# Lesson 1 (Demo): Selecting a Chart Type with SuperStore Dataset


We will practice selecting appropriate chart types using a real-world dataset: **SuperStore Sales**.

Focus: **Categorical data** for comparisons, rankings, and proportions.

Charts covered: Vertical bar, Horizontal bar, Grouped/Clustered bar, Stacked bar, 100% Stacked bar, Pie, Donut, Stacked Area, 100% Area, Treemap.

**Dataset:** `superstore_dataset.csv`


## Step 1: Load the Dataset

In [None]:

import pandas as pd

# Load dataset (upload to Colab or mount from Drive)
df = pd.read_csv("superstore_dataset.csv")
df.head()


## Step 2: Explore the Data

In [None]:

df.info()
df.describe(include="all").T.head(10)


## Step 3: Preprocess Data

In [None]:

# Sales by Category
category_sales = df.groupby("Category")["Sales"].sum().reset_index().sort_values("Sales", ascending=False)

# Sales by Category & Region
cat_region_sales = df.groupby(["Category", "Region"])["Sales"].sum().reset_index()

# Top 8 Subcategories by Sales
subcat_sales = df.groupby("Sub-Category")["Sales"].sum().reset_index().sort_values("Sales", ascending=False).head(8)

category_sales, cat_region_sales.head(), subcat_sales


## Step 4: Visualizations

### 4.1 Vertical & Horizontal Bar Charts

In [None]:

import matplotlib.pyplot as plt
import seaborn as sns

plt.figure(figsize=(6,4))
sns.barplot(data=category_sales, x="Category", y="Sales")
plt.title("Sales by Category (Vertical Bar)")
plt.show()

plt.figure(figsize=(6,4))
sns.barplot(data=category_sales, y="Category", x="Sales")
plt.title("Sales by Category (Horizontal Bar)")
plt.show()


### 4.2 Grouped / Clustered Bar Chart

In [None]:

plt.figure(figsize=(8,5))
sns.barplot(data=cat_region_sales, x="Category", y="Sales", hue="Region")
plt.title("Sales by Category & Region (Grouped Bar)")
plt.show()


### 4.3 Stacked & 100% Stacked Bar Charts

In [None]:

pivot_data = cat_region_sales.pivot(index="Category", columns="Region", values="Sales")
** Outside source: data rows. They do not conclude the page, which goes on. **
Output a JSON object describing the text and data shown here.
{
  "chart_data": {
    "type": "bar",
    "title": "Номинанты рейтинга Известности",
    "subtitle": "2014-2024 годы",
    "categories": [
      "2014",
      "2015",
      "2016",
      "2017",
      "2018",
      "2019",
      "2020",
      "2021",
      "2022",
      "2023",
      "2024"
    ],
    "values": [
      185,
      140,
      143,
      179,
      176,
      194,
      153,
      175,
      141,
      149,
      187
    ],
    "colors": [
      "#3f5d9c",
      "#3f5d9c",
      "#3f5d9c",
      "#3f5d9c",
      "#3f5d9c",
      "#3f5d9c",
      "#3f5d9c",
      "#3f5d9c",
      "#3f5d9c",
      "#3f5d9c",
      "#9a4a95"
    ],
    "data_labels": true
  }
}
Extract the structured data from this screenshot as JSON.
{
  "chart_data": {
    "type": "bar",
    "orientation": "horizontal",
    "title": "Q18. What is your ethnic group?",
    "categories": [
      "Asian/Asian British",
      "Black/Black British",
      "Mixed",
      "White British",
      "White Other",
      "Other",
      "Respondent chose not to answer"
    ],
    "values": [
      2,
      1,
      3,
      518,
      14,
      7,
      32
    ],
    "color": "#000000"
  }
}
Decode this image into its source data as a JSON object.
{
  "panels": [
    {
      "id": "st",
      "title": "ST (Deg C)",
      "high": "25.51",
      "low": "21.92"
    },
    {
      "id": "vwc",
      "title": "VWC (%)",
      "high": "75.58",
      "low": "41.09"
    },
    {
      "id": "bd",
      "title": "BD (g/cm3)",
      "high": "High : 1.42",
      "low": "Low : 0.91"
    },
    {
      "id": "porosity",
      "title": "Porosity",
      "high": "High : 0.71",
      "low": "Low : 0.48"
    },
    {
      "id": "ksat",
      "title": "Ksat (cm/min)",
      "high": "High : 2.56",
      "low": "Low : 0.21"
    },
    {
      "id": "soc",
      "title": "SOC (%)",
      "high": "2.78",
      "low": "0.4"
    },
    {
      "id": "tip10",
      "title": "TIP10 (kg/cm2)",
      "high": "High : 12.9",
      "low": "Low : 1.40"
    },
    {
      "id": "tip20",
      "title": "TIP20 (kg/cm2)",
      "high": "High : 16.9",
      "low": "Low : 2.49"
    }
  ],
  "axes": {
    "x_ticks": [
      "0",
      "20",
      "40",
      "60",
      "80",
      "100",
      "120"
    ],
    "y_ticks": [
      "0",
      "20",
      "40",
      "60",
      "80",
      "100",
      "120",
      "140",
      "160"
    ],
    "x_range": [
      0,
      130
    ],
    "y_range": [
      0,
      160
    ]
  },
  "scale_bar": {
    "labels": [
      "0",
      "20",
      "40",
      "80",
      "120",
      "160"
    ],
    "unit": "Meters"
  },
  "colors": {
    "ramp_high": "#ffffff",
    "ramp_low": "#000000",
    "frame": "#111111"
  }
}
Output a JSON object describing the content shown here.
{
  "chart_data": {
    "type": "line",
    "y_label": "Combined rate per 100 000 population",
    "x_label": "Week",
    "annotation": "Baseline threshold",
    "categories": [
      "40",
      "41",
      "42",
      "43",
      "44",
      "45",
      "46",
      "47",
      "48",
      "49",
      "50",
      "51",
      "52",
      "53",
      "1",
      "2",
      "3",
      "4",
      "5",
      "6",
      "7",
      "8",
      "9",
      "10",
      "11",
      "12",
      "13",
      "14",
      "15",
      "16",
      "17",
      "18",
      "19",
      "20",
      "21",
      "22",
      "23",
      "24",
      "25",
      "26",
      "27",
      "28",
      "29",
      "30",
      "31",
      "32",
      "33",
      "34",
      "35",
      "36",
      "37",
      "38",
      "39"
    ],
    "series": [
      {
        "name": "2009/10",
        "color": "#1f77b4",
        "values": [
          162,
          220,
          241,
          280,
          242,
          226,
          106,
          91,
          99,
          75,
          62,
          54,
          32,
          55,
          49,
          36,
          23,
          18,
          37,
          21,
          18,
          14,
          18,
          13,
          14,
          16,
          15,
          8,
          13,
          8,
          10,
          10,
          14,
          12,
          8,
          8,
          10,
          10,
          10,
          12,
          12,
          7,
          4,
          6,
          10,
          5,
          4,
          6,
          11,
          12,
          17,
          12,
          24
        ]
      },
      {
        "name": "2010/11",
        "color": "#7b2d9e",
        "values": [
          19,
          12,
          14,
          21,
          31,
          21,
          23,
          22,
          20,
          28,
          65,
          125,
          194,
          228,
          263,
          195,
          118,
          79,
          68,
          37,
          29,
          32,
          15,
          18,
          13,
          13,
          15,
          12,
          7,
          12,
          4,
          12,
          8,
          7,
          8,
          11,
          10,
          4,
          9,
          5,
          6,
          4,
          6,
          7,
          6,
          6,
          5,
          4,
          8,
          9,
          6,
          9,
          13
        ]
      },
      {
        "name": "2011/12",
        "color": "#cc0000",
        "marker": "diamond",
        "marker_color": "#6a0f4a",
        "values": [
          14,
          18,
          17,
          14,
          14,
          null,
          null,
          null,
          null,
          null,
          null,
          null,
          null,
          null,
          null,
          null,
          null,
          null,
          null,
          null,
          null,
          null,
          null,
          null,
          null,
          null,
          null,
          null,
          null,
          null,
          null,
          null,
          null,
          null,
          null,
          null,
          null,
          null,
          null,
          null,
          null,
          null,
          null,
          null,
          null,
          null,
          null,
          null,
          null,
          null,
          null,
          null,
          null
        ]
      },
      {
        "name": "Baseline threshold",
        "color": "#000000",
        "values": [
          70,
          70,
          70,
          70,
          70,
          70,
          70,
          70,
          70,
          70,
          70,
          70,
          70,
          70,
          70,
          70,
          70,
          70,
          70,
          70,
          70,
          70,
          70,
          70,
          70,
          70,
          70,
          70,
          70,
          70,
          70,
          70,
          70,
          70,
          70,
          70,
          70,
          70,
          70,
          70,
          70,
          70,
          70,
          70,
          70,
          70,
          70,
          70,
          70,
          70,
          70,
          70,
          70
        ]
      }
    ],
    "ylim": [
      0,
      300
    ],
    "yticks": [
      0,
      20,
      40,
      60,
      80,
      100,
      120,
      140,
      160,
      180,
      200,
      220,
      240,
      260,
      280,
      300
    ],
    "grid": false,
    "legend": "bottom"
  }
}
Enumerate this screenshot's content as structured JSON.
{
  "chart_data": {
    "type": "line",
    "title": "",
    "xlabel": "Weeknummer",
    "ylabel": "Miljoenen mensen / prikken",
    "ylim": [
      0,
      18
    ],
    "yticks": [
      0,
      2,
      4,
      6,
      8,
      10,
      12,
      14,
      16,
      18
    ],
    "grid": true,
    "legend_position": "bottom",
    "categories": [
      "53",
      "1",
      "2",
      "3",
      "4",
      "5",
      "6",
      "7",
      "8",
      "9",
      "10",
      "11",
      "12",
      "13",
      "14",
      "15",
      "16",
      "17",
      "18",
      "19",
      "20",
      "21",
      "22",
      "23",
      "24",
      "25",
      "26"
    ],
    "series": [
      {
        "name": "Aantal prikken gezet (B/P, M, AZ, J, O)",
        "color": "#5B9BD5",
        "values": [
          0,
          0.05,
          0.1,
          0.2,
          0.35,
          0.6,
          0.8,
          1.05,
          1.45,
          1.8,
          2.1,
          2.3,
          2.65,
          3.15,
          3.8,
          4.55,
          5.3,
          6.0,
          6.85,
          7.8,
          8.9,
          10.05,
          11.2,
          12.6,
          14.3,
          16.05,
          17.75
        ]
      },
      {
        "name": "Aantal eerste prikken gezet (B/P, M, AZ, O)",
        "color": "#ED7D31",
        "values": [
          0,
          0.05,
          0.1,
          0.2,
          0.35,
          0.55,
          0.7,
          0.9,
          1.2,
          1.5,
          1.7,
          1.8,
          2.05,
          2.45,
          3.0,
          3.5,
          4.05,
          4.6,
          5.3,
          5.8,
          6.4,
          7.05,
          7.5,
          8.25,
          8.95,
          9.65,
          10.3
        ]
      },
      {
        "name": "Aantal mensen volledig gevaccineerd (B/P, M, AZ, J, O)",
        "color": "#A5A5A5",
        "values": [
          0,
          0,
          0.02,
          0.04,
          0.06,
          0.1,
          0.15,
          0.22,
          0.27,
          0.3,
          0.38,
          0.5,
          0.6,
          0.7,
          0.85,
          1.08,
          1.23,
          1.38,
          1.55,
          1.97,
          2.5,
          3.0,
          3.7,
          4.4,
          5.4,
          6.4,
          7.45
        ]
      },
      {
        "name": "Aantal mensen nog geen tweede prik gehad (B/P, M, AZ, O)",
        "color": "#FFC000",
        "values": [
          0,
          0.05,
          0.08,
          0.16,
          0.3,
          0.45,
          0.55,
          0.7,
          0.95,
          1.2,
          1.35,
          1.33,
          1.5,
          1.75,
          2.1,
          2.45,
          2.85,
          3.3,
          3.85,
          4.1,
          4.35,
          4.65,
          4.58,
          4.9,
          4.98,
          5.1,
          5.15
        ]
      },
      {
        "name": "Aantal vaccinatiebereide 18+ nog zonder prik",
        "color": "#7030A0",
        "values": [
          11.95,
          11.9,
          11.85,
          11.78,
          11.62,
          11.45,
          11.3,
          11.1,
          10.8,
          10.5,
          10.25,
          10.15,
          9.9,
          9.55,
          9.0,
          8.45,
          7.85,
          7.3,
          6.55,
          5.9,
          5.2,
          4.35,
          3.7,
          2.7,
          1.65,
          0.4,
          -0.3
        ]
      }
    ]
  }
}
pivot_data.plot(kind="bar", stacked=True, figsize=(8,5), title="Sales by Category & Region (Stacked Bar)")
plt.show()

(pivot_data.div(pivot_data.sum(axis=1), axis=0)).plot(kind="bar", stacked=True, figsize=(8,5), title="Sales by Category & Region (100% Stacked Bar)")
plt.show()


### 4.4 Pie & Donut Charts

In [None]:

plt.figure(figsize=(5,5))
plt.pie(category_sales["Sales"], labels=category_sales["Category"], autopct="%1.1f%%")
plt.title("Sales by Category (Pie Chart)")
plt.show()

plt.figure(figsize=(5,5))
plt.pie(category_sales["Sales"], labels=category_sales["Category"], wedgeprops=dict(width=0.4), autopct="%1.1f%%")
plt.title("Sales by Category (Donut Chart)")
plt.show()


### 4.5 Stacked & 100% Area Charts

In [None]:

pivot_data.plot(kind="area", figsize=(8,5), title="Sales by Category & Region (Stacked Area)")
plt.show()

(pivot_data.div(pivot_data.sum(axis=1), axis=0)).plot(kind="area", figsize=(8,5), title="Sales by Category & Region (100% Stacked Area)")
plt.show()


### 4.6 Treemap

In [None]:

!pip install squarify
import squarify

plt.figure(figsize=(8,6))
squarify.plot(sizes=subcat_sales["Sales"], label=subcat_sales["Sub-Category"], alpha=0.8)
plt.title("Top 8 Subcategories by Sales (Treemap)")
plt.axis("off")
plt.show()


## Step 5: Wrap-Up & Discussion


- **Bar Charts:** Best for comparisons & rankings  
- **Stacked Charts:** Show part-to-whole within categories  
- **Pie/Donut:** Simple proportions (avoid too many slices)  
- **Area Charts:** Show composition trends  
- **Treemap:** Compact hierarchical proportions  

👉 Which chart best communicates the insight with least cognitive load?